Folha de S. Paulo
Políticas públicas e pregações delinquentes
mataram milhares de pessoas
O, por assim dizer, presidente
Jair Bolsonaro voltou a ameaçar o país nesta quinta. Acusou um complô entre
Lula e ministros do STF para fraudar eleições. Ou se aprova o voto impresso, ou
ele anuncia que não vai reconhecer o resultado. E aí prevê “problemas”. O rato
que ruge ameaça com a versão nativa da invasão do Capitólio. Mais um crime de
responsabilidade. Depois foi à missa.
Escrevi na semana passada que tenho
procurado, neste espaço, fugir às questões contingentes. Quando se tenta cobrar
propina até de picareta que não tem vacina a vender, todas as musas
silenciam à espera do próximo absurdo. Relatá-los e comentá-los tem sido nossa
triste e necessária rotina. Tentemos avançar um pouco.
Se não há apelo à razão que possa fazer frutos nos bolsões da extrema direita, falo então àqueles que estão do lado de cá da delinquência, apesar e por causa de suas —ou das nossas— diferenças, que são imensas. Li, dia desses, um juízo torto, oriundo de quem está sinceramente interessado em que surja uma terceira via.
Confesso, diga-se, que minha utopia de
curto prazo é ver
Bolsonaro fora da disputa do segundo turno —ainda que eu não aconselhe
ninguém a apostar a sua grana nisso. Assim, viva a terceira via, mas não
escoltada pelo mau pensamento! E também não a qualquer preço.
Segundo aquele juízo torto, o maior mal que
Bolsonaro fez ao Brasil foi ressuscitar
um Lula elegível e hoje favorito para a disputa presidencial de 2022. Dizer
o quê? Isso não está apenas historicamente errado, uma vez que despreza os
fatos. Há também aí deformações morais e éticas, que precisam ser apontadas.
Mais: além de essa consideração não
contribuir em nada para tornar viável um terceiro nome na disputa, traz um
prejuízo adicional: normaliza uma eventual adesão a Bolsonaro no segundo turno
de forças hoje a ele refratárias porque, então, o petista seria um mal oposto,
mas, de algum modo, proporcional à aberração que aí está.
Deixo virtudes e defeitos de Lula para o
exercício político de petistas e antipetistas. Debatam à vontade. Atribuo-me a
tarefa de lembrar que o ex-presidente não ressuscitou porque nunca morreu.
Quando preso, liderava as pesquisas de
opinião para a eleição de 2018. Foi condenado sem provas —isso, sustentamos eu
e qualquer pessoa que tenha realmente lido a sentença— por um juiz que a mais
alta corte do país considerou incompetente e suspeito.
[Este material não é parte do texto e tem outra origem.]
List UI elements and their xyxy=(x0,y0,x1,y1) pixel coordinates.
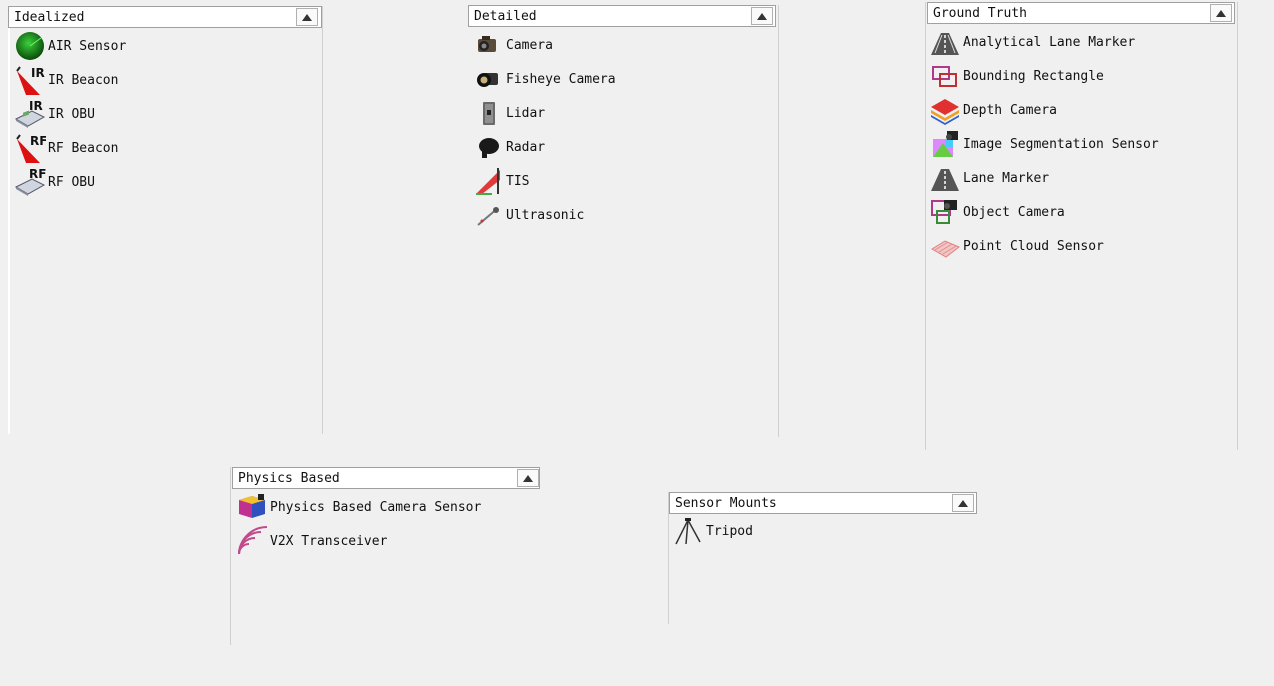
ir-obu-icon: IR xyxy=(14,99,46,129)
svg-text:IR: IR xyxy=(29,99,43,113)
panel-ground-truth: Ground Truth Analytical Lane Marker Boun… xyxy=(925,2,1239,450)
item-label: Fisheye Camera xyxy=(506,71,616,87)
panel-detailed: Detailed Camera Fisheye Camera Lidar Rad… xyxy=(468,5,780,437)
item-label: Analytical Lane Marker xyxy=(963,34,1136,50)
rf-beacon-icon: RF xyxy=(14,133,46,163)
item-label: Tripod xyxy=(706,523,753,539)
item-label: Camera xyxy=(506,37,553,53)
panel-left-edge xyxy=(230,467,231,645)
list-item-point-cloud-sensor[interactable]: Point Cloud Sensor xyxy=(929,231,1104,261)
panel-title: Physics Based xyxy=(238,470,340,486)
panel-right-edge xyxy=(778,5,779,437)
point-cloud-icon xyxy=(929,231,961,261)
collapse-arrow-icon[interactable] xyxy=(751,7,773,25)
item-label: AIR Sensor xyxy=(48,38,127,54)
panel-header[interactable]: Detailed xyxy=(468,5,776,27)
fisheye-camera-icon xyxy=(472,64,504,94)
analytical-lane-marker-icon xyxy=(929,27,961,57)
list-item-object-camera[interactable]: Object Camera xyxy=(929,197,1065,227)
bounding-rectangle-icon xyxy=(929,61,961,91)
list-item-bounding-rectangle[interactable]: Bounding Rectangle xyxy=(929,61,1104,91)
list-item-tis[interactable]: TIS xyxy=(472,166,529,196)
image-segmentation-icon xyxy=(929,129,961,159)
item-label: Image Segmentation Sensor xyxy=(963,136,1159,152)
item-label: RF Beacon xyxy=(48,140,119,156)
panel-header[interactable]: Sensor Mounts xyxy=(669,492,977,514)
list-item-camera[interactable]: Camera xyxy=(472,30,553,60)
ir-beacon-icon: IR xyxy=(14,65,46,95)
list-item-fisheye-camera[interactable]: Fisheye Camera xyxy=(472,64,616,94)
radar-scope-icon xyxy=(14,31,46,61)
collapse-arrow-icon[interactable] xyxy=(517,469,539,487)
tis-icon xyxy=(472,166,504,196)
panel-left-edge xyxy=(8,6,10,434)
v2x-transceiver-icon xyxy=(236,526,268,556)
panel-right-edge xyxy=(1237,2,1238,450)
item-label: RF OBU xyxy=(48,174,95,190)
item-label: Object Camera xyxy=(963,204,1065,220)
panel-header[interactable]: Physics Based xyxy=(232,467,540,489)
list-item-lidar[interactable]: Lidar xyxy=(472,98,545,128)
list-item-physics-based-camera-sensor[interactable]: Physics Based Camera Sensor xyxy=(236,492,481,522)
lane-marker-icon xyxy=(929,163,961,193)
panel-right-edge xyxy=(322,6,323,434)
item-label: Physics Based Camera Sensor xyxy=(270,499,482,515)
rf-obu-icon: RF xyxy=(14,167,46,197)
item-label: Lane Marker xyxy=(963,170,1050,186)
panel-header[interactable]: Idealized xyxy=(8,6,322,28)
list-item-ir-obu[interactable]: IR IR OBU xyxy=(14,99,95,129)
collapse-arrow-icon[interactable] xyxy=(296,8,318,26)
camera-icon xyxy=(472,30,504,60)
collapse-arrow-icon[interactable] xyxy=(952,494,974,512)
svg-text:RF: RF xyxy=(30,134,46,148)
panel-title: Detailed xyxy=(474,8,537,24)
item-label: Radar xyxy=(506,139,546,155)
object-camera-icon xyxy=(929,197,961,227)
list-item-rf-beacon[interactable]: RF RF Beacon xyxy=(14,133,118,163)
list-item-ir-beacon[interactable]: IR IR Beacon xyxy=(14,65,118,95)
list-item-depth-camera[interactable]: Depth Camera xyxy=(929,95,1057,125)
physics-camera-icon xyxy=(236,492,268,522)
item-label: TIS xyxy=(506,173,530,189)
item-label: Point Cloud Sensor xyxy=(963,238,1104,254)
panel-physics-based: Physics Based Physics Based Camera Senso… xyxy=(230,467,542,645)
list-item-radar[interactable]: Radar xyxy=(472,132,545,162)
list-item-tripod[interactable]: Tripod xyxy=(672,516,753,546)
svg-text:RF: RF xyxy=(29,167,46,181)
panel-sensor-mounts: Sensor Mounts Tripod xyxy=(668,492,978,624)
item-label: Ultrasonic xyxy=(506,207,585,223)
list-item-rf-obu[interactable]: RF RF OBU xyxy=(14,167,95,197)
ultrasonic-icon xyxy=(472,200,504,230)
item-label: IR OBU xyxy=(48,106,95,122)
panel-title: Idealized xyxy=(14,9,85,25)
item-label: V2X Transceiver xyxy=(270,533,388,549)
panel-idealized: Idealized AIR Sensor IR IR Beacon IR IR … xyxy=(8,6,324,434)
item-label: IR Beacon xyxy=(48,72,119,88)
tripod-icon xyxy=(672,516,704,546)
lidar-icon xyxy=(472,98,504,128)
depth-camera-icon xyxy=(929,95,961,125)
list-item-image-segmentation-sensor[interactable]: Image Segmentation Sensor xyxy=(929,129,1159,159)
collapse-arrow-icon[interactable] xyxy=(1210,4,1232,22)
item-label: Depth Camera xyxy=(963,102,1057,118)
list-item-analytical-lane-marker[interactable]: Analytical Lane Marker xyxy=(929,27,1135,57)
panel-left-edge xyxy=(925,2,926,450)
list-item-lane-marker[interactable]: Lane Marker xyxy=(929,163,1049,193)
item-label: Lidar xyxy=(506,105,546,121)
list-item-air-sensor[interactable]: AIR Sensor xyxy=(14,31,126,61)
list-item-ultrasonic[interactable]: Ultrasonic xyxy=(472,200,584,230)
svg-text:IR: IR xyxy=(31,66,45,80)
panel-title: Ground Truth xyxy=(933,5,1027,21)
item-label: Bounding Rectangle xyxy=(963,68,1104,84)
radar-icon xyxy=(472,132,504,162)
panel-title: Sensor Mounts xyxy=(675,495,777,511)
list-item-v2x-transceiver[interactable]: V2X Transceiver xyxy=(236,526,387,556)
panel-header[interactable]: Ground Truth xyxy=(927,2,1235,24)
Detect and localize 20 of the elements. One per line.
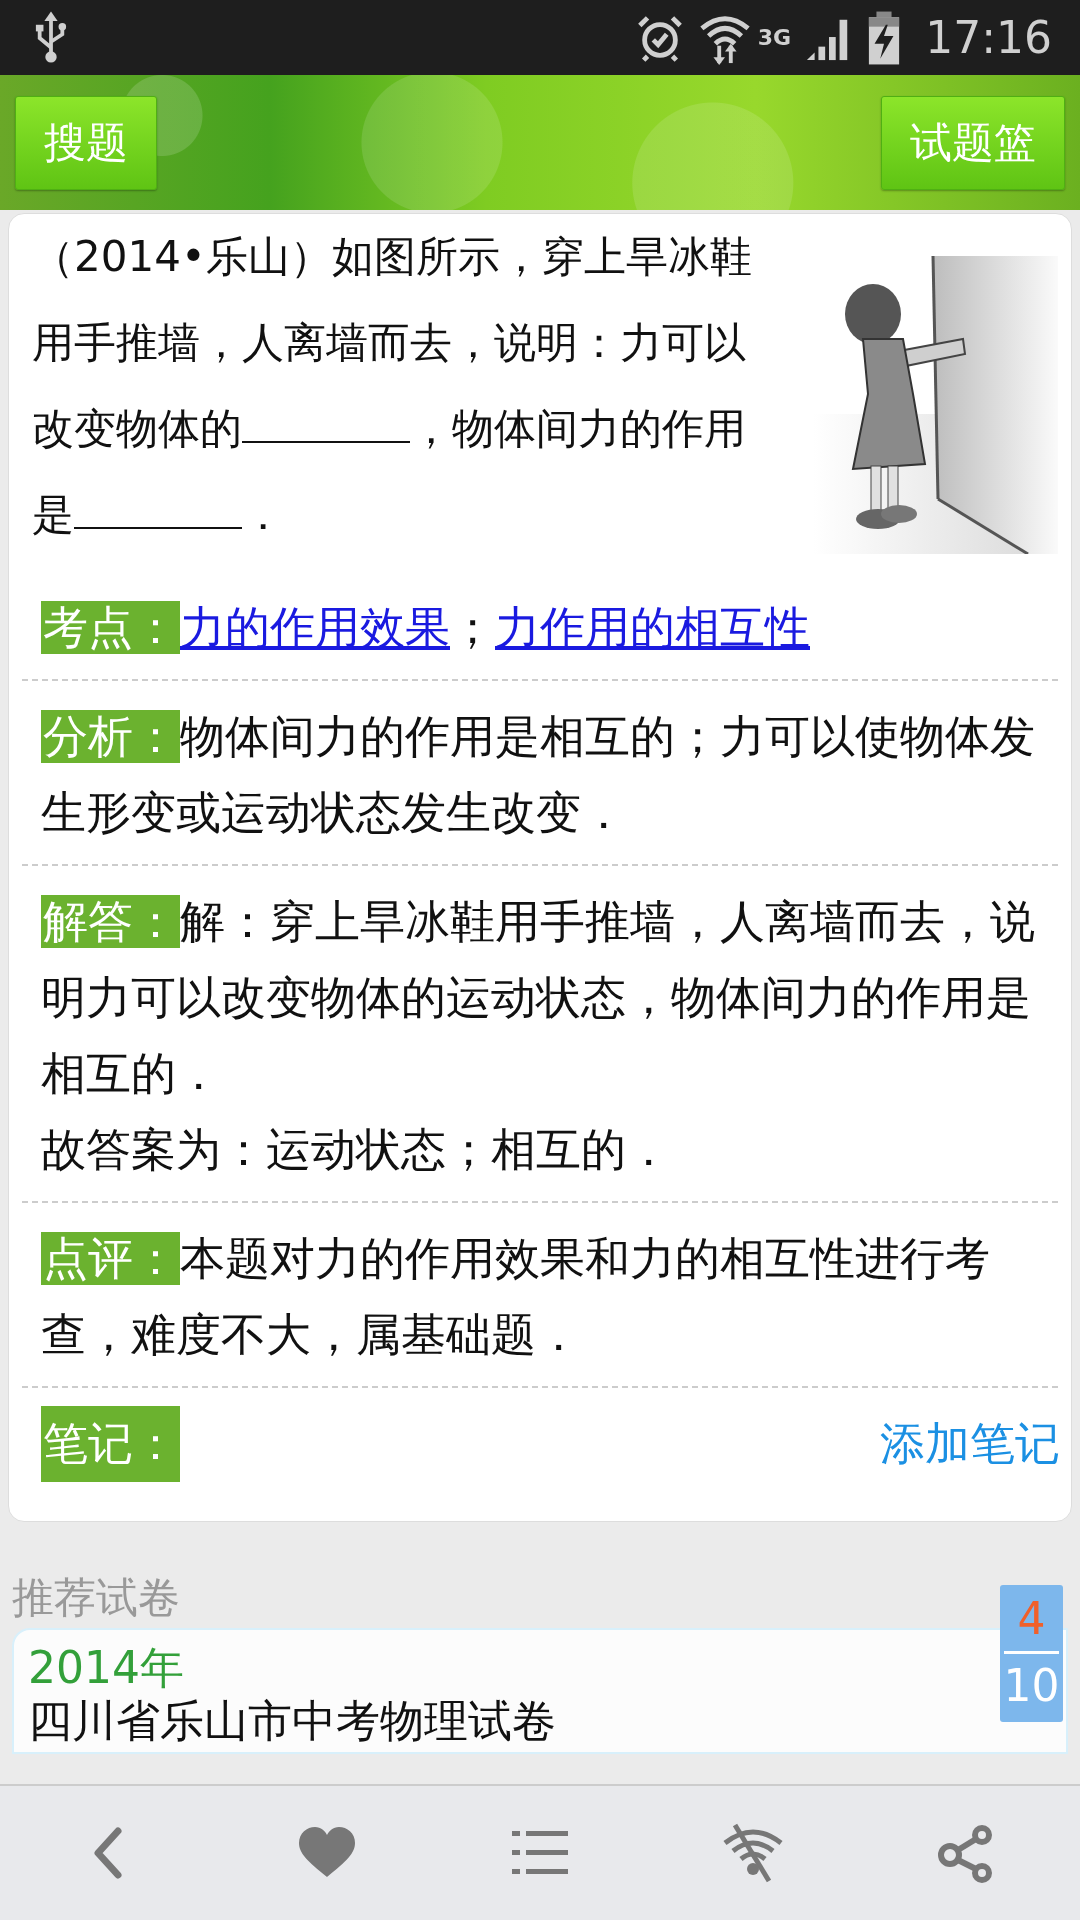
section-paragraph: 解答：解：穿上旱冰鞋用手推墙，人离墙而去，说明力可以改变物体的运动状态，物体间力的作用是相互的． xyxy=(41,894,1036,1102)
paper-year: 2014年 xyxy=(28,1641,184,1695)
paper-title: 四川省乐山市中考物理试卷 xyxy=(28,1696,556,1746)
total-page-count: 10 xyxy=(1003,1659,1060,1713)
section-label: 考点： xyxy=(41,601,180,654)
clock-time: 17:16 xyxy=(925,12,1052,63)
usb-icon xyxy=(34,10,68,65)
alarm-clock-icon xyxy=(635,13,684,62)
separator-text: ； xyxy=(450,601,495,654)
topic-link[interactable]: 力的作用效果 xyxy=(180,601,450,654)
wifi-off-icon[interactable] xyxy=(722,1823,783,1883)
section-paragraph: 故答案为：运动状态；相互的． xyxy=(41,1122,672,1178)
battery-charging-icon xyxy=(867,10,902,65)
topic-link[interactable]: 力作用的相互性 xyxy=(495,601,810,654)
section-paragraph: 点评：本题对力的作用效果和力的相互性进行考查，难度不大，属基础题． xyxy=(41,1231,991,1363)
section-paragraph: 分析：物体间力的作用是相互的；力可以使物体发生形变或运动状态发生改变． xyxy=(41,709,1036,841)
question-text: （2014•乐山）如图所示，穿上旱冰鞋用手推墙，人离墙而去，说明：力可以改变物体的 ，物体间力的作用是 ． xyxy=(32,231,753,541)
network-type-label: 3G xyxy=(757,24,792,50)
section-title: 推荐试卷 xyxy=(12,1572,180,1624)
section-label: 笔记： xyxy=(41,1406,180,1482)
Mantido na cadeia à revelia do que dispõe o
inciso LVII do artigo 5º da Constituição,indicou
um candidato, Fernando Haddad, que esteve muito longe da humilhação
eleitoral. Chegou a figurar na frente ou em empate técnico com
Bolsonaro em algumas pesquisas. Os fatos, não o Reinaldo Azevedo, desautorizam
a tese da ressurreição.
O governo Bolsonaro não trouxe ninguém à
vida. As políticas públicas e as pregações delinquentes na área de saúde
mataram milhares de pessoas. Ou nos damos conta da enormidade que é estarmos narota
dos 600 mil mortos por Covid-19 ou, então, admitamos que somos também
nós os degradados. Ou bem consideramos inaceitável a sua pregação golpista, ou
nos tornemos servis às suas tentações autocráticas. Eis aí a combinação de dois “males maiores”.
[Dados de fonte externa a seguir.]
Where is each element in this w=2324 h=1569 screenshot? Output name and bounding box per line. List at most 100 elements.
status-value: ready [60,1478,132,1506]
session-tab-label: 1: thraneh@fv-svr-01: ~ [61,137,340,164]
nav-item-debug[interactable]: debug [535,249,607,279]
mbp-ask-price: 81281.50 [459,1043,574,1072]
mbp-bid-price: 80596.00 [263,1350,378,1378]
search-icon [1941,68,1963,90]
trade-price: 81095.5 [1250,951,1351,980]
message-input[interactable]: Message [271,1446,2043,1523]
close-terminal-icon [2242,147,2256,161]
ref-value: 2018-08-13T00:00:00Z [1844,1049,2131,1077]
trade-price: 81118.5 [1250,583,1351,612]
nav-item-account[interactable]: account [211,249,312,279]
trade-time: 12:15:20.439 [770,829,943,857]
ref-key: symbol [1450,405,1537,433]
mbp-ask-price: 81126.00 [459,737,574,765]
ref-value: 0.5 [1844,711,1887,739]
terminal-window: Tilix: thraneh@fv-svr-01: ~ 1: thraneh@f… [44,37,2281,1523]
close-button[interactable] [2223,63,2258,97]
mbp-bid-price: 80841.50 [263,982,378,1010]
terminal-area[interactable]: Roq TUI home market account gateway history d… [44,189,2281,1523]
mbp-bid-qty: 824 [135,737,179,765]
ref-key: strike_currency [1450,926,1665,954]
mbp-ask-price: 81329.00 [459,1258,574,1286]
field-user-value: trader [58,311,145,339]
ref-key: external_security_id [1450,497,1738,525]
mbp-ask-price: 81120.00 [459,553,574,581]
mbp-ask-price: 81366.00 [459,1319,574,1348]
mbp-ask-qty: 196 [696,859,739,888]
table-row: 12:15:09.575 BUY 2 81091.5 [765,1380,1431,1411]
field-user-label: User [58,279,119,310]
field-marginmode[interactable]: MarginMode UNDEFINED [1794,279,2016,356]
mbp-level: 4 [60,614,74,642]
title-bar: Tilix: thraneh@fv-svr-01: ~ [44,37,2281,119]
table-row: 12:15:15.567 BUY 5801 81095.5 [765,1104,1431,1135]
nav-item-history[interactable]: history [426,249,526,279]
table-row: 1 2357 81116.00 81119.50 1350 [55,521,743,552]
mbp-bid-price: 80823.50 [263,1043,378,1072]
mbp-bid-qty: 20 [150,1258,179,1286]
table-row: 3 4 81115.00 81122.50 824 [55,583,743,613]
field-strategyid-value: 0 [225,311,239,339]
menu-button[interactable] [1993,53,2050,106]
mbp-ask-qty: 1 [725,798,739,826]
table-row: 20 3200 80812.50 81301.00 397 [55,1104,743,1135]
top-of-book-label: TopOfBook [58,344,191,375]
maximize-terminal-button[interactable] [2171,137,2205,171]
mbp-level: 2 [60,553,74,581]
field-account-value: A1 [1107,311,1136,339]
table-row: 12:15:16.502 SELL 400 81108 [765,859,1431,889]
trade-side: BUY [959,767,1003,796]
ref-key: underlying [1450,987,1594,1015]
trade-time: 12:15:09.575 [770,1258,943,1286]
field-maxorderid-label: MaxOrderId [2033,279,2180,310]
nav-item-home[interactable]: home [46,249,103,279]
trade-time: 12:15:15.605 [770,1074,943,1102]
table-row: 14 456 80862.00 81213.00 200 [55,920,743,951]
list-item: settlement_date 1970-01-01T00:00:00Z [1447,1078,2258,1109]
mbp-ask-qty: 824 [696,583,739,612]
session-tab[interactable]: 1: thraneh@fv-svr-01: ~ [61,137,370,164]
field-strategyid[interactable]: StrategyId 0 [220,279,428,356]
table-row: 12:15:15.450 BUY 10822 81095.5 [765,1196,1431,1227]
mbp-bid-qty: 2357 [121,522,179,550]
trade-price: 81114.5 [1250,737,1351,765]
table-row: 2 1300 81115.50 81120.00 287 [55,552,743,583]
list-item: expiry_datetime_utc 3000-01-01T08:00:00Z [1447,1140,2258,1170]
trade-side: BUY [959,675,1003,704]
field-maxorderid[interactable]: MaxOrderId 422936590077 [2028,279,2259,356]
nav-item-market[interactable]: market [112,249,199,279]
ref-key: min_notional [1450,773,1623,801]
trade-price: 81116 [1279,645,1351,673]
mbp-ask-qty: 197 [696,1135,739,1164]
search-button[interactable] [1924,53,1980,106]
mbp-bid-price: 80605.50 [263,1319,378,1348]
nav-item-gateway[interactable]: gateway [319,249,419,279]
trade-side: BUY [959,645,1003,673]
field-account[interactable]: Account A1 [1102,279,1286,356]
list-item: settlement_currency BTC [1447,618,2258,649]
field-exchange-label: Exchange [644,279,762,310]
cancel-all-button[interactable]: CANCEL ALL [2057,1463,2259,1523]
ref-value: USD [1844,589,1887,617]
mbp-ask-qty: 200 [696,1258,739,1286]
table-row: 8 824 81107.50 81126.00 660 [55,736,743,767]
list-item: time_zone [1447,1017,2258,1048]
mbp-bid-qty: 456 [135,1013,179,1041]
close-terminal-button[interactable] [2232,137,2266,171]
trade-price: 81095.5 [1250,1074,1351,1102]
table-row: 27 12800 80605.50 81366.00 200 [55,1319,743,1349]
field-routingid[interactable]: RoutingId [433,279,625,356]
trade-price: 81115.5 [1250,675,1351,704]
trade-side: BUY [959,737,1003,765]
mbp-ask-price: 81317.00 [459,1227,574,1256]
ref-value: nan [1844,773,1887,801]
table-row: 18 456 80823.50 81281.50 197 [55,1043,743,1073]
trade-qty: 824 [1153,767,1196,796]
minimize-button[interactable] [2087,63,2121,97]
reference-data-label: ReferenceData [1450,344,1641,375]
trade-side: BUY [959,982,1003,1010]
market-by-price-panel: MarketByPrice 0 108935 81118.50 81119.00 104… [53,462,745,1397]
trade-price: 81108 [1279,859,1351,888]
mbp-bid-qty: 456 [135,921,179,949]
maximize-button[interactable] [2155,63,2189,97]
“Ah, Reinaldo, não posso medir a eficiência
de um governo só pelo número de mortos que ele produz ou por seu apreço à
democracia”. Então eu nada tenho a lhe dizer. Perdeu seu tempo. Nem chegue ao
fim do texto. Não quero ficar a seu lado na praia. Não trocaremos impressões
dessa vida besta nem falaremos sobre ser sequestrado por serafins nos botecos
da vida —cito Drummond. Não quero papo com você. “E quem disse que eu quero,
articulista?” Não brigaremos por isso.
“Que intolerância! Tá vendo?” Sou
intolerante com quem comete 33 crimes de responsabilidade em dois anos e meio
de mandato. E tira máscara do rosto de criancinhas. Temos de nos perguntar qual
é o nosso limite. Que barbaridade da ora meus colegas, repórteres diligentes,
informarão na mesma edição
em que sai esta coluna?
Ah, sim: Bolsonaro comungou nesta quinta. O que tem com o “Corpo de Cristo” quem faz da ameaça e da administração da morte o seu modo de fazer política? Qual é o nosso limite?